Há também um código de ética, mais ou menos informal, mas essencial para uma convivência minimamente pacífica. A concorrência desleal, já se sabe, é muito mal tolerada. Preservativo sempre, bêbados nunca, nem tão pouco sítios desconhecidos. Sexo em grupo nem pensar e, por fim, respeitar o espaço e os clientes fixos de cada uma. São regras básicas para se evitar chatices. Não é que se espere muito apoio entre colegas. Mas servem sempre de algum consolo em algumas situações complicadas como avisos de que a bófia anda pelas redondezas, agressões, roubos nos quartos ou informações sobre clientes pouco recomendáveis, coisas que “felizmente”, vão acontecendo cada vez menos, conta a portuguesa.

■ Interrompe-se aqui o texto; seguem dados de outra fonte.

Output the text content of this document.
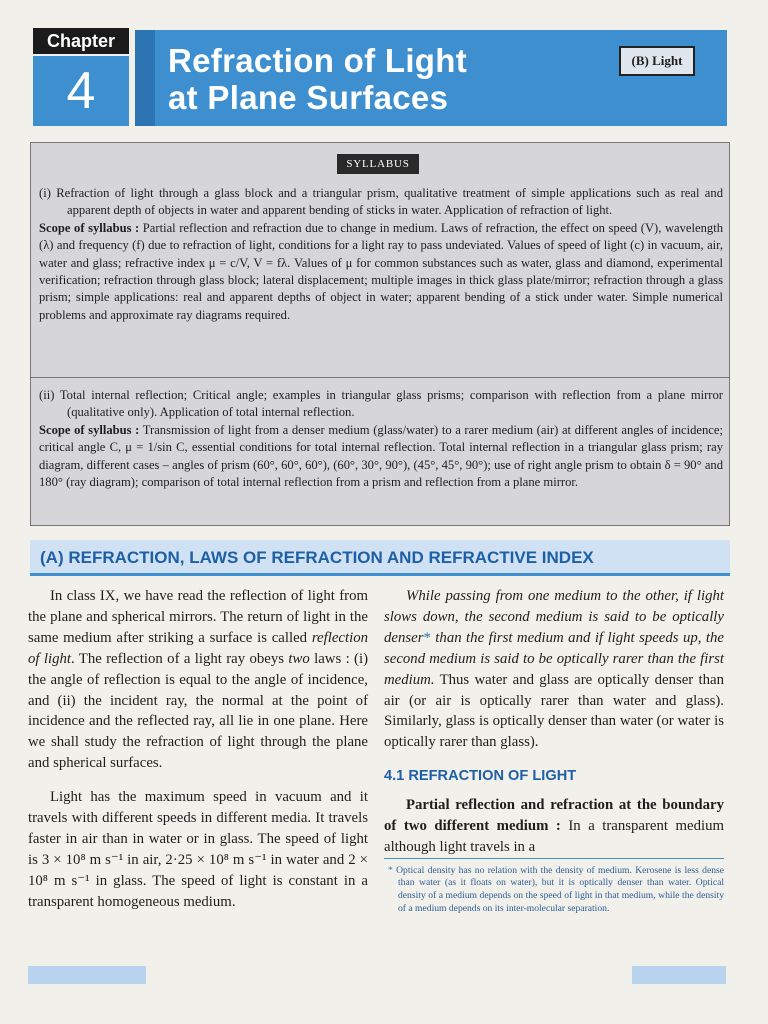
Chapter
4
Refraction of Light
at Plane Surfaces
(B) Light
SYLLABUS

(i) Refraction of light through a glass block and a triangular prism, qualitative treatment of simple applications such as real and apparent depth of objects in water and apparent bending of sticks in water. Application of refraction of light.

Scope of syllabus : Partial reflection and refraction due to change in medium. Laws of refraction, the effect on speed (V), wavelength (λ) and frequency (f) due to refraction of light, conditions for a light ray to pass undeviated. Values of speed of light (c) in vacuum, air, water and glass; refractive index μ = c/V, V = fλ. Values of μ for common substances such as water, glass and diamond, experimental verification; refraction through glass block; lateral displacement; multiple images in thick glass plate/mirror; refraction through a glass prism; simple applications: real and apparent depths of object in water; apparent bending of a stick under water. Simple numerical problems and approximate ray diagrams required.

(ii) Total internal reflection; Critical angle; examples in triangular glass prisms; comparison with reflection from a plane mirror (qualitative only). Application of total internal reflection.

Scope of syllabus : Transmission of light from a denser medium (glass/water) to a rarer medium (air) at different angles of incidence; critical angle C, μ = 1/sin C, essential conditions for total internal reflection. Total internal reflection in a triangular glass prism; ray diagram, different cases – angles of prism (60°, 60°, 60°), (60°, 30°, 90°), (45°, 45°, 90°); use of right angle prism to obtain δ = 90° and 180° (ray diagram); comparison of total internal reflection from a prism and reflection from a plane mirror.

(A) REFRACTION, LAWS OF REFRACTION AND REFRACTIVE INDEX

In class IX, we have read the reflection of light from the plane and spherical mirrors. The return of light in the same medium after striking a surface is called reflection of light. The reflection of a light ray obeys two laws : (i) the angle of reflection is equal to the angle of incidence, and (ii) the incident ray, the normal at the point of incidence and the reflected ray, all lie in one plane. Here we shall study the refraction of light through the plane and spherical surfaces.

Light has the maximum speed in vacuum and it travels with different speeds in different media. It travels faster in air than in water or in glass. The speed of light is 3 × 10⁸ m s⁻¹ in air, 2·25 × 10⁸ m s⁻¹ in water and 2 × 10⁸ m s⁻¹ in glass. The speed of light is constant in a transparent homogeneous medium.

While passing from one medium to the other, if light slows down, the second medium is said to be optically denser* than the first medium and if light speeds up, the second medium is said to be optically rarer than the first medium. Thus water and glass are optically denser than air (or air is optically rarer than water and glass). Similarly, glass is optically denser than water (or water is optically rarer than glass).

4.1 REFRACTION OF LIGHT

Partial reflection and refraction at the boundary of two different medium : In a transparent medium although light travels in a

* Optical density has no relation with the density of medium. Kerosene is less dense than water (as it floats on water), but it is optically denser than water. Optical density of a medium depends on the speed of light in that medium, while the density of a medium depends on its inter-molecular separation.
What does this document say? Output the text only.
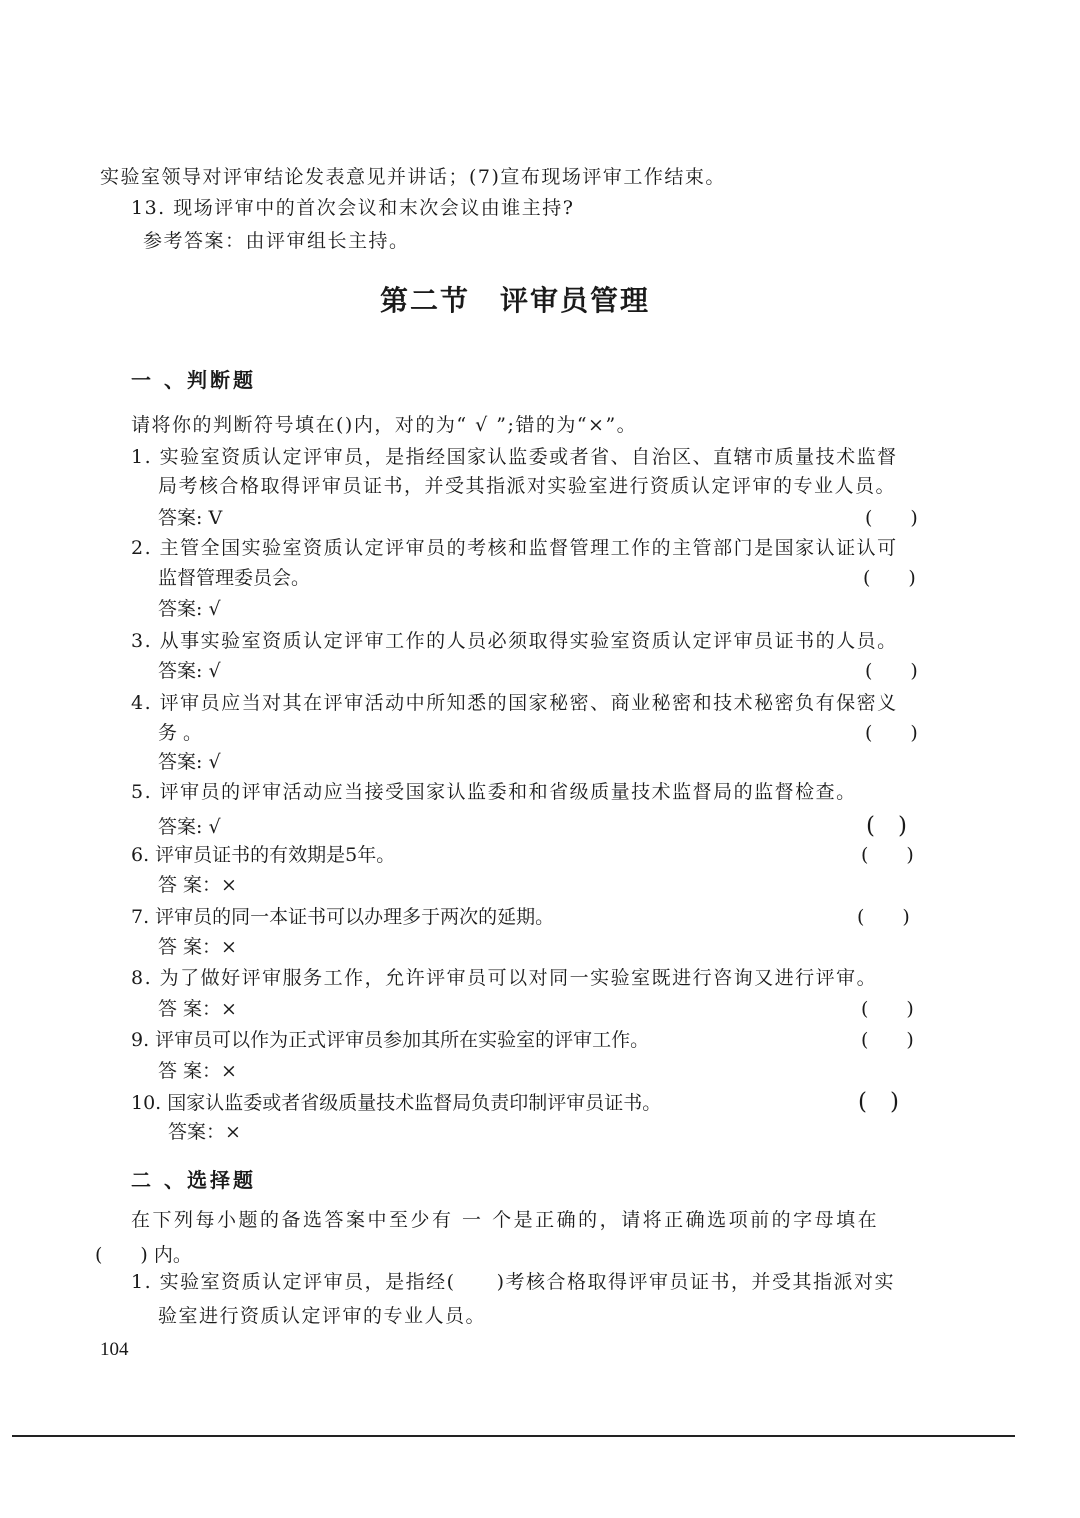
实验室领导对评审结论发表意见并讲话；(7)宣布现场评审工作结束。
13. 现场评审中的首次会议和末次会议由谁主持?
参考答案：由评审组长主持。
第二节　评审员管理
一 、判断题
请将你的判断符号填在()内，对的为“ √ ”;错的为“×”。
1. 实验室资质认定评审员，是指经国家认监委或者省、自治区、直辖市质量技术监督
局考核合格取得评审员证书，并受其指派对实验室进行资质认定评审的专业人员。
答案: V	(　　)
2. 主管全国实验室资质认定评审员的考核和监督管理工作的主管部门是国家认证认可
监督管理委员会。	(　　)
答案: √
3. 从事实验室资质认定评审工作的人员必须取得实验室资质认定评审员证书的人员。
答案: √	(　　)
4. 评审员应当对其在评审活动中所知悉的国家秘密、商业秘密和技术秘密负有保密义
务 。	(　　)
答案: √
5. 评审员的评审活动应当接受国家认监委和和省级质量技术监督局的监督检查。
答案: √	(　)
6. 评审员证书的有效期是5年。	(　　)
答 案：×
7. 评审员的同一本证书可以办理多于两次的延期。	(　　)
答 案：×
8. 为了做好评审服务工作，允许评审员可以对同一实验室既进行咨询又进行评审。
答 案：×	(　　)
9. 评审员可以作为正式评审员参加其所在实验室的评审工作。	(　　)
答 案：×
10. 国家认监委或者省级质量技术监督局负责印制评审员证书。	(　)
答案：×
二 、选择题
在下列每小题的备选答案中至少有 一 个是正确的，请将正确选项前的字母填在
(　　) 内。
1. 实验室资质认定评审员，是指经(　　)考核合格取得评审员证书，并受其指派对实
验室进行资质认定评审的专业人员。
104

De resto, é como num escritório, só não estão dentro de quatro paredes. Há colegas em quem se pode confiar, aquelas que nem cobertas de ouro se aproximam, as que trabalham por conta própria, as que têm um patrão a controlar tudo o que fazem, as que estão a tempo inteiro ou em part-time para conseguir pagar as prestações da casa, do carro ou a faculdade dos filhos. Mariana é das que está sozinha e assim vai continuar. “Nunca ninguém me obrigou a nada”, assegura. Não pode falar pelas outras. Cada uma sabe de si. Ela, aliás, acabou por falar mais do que queria, admite, enquanto apaga o cigarro com o bico do sapato. É o último ataque preventivo dela mas, no final, o tempo da conversa prolongou-se muito além de um único cigarro, como previamente combinado. Foram quatro, com longos intervalos pelo meio, mas quatro cigarros queimados até à beata.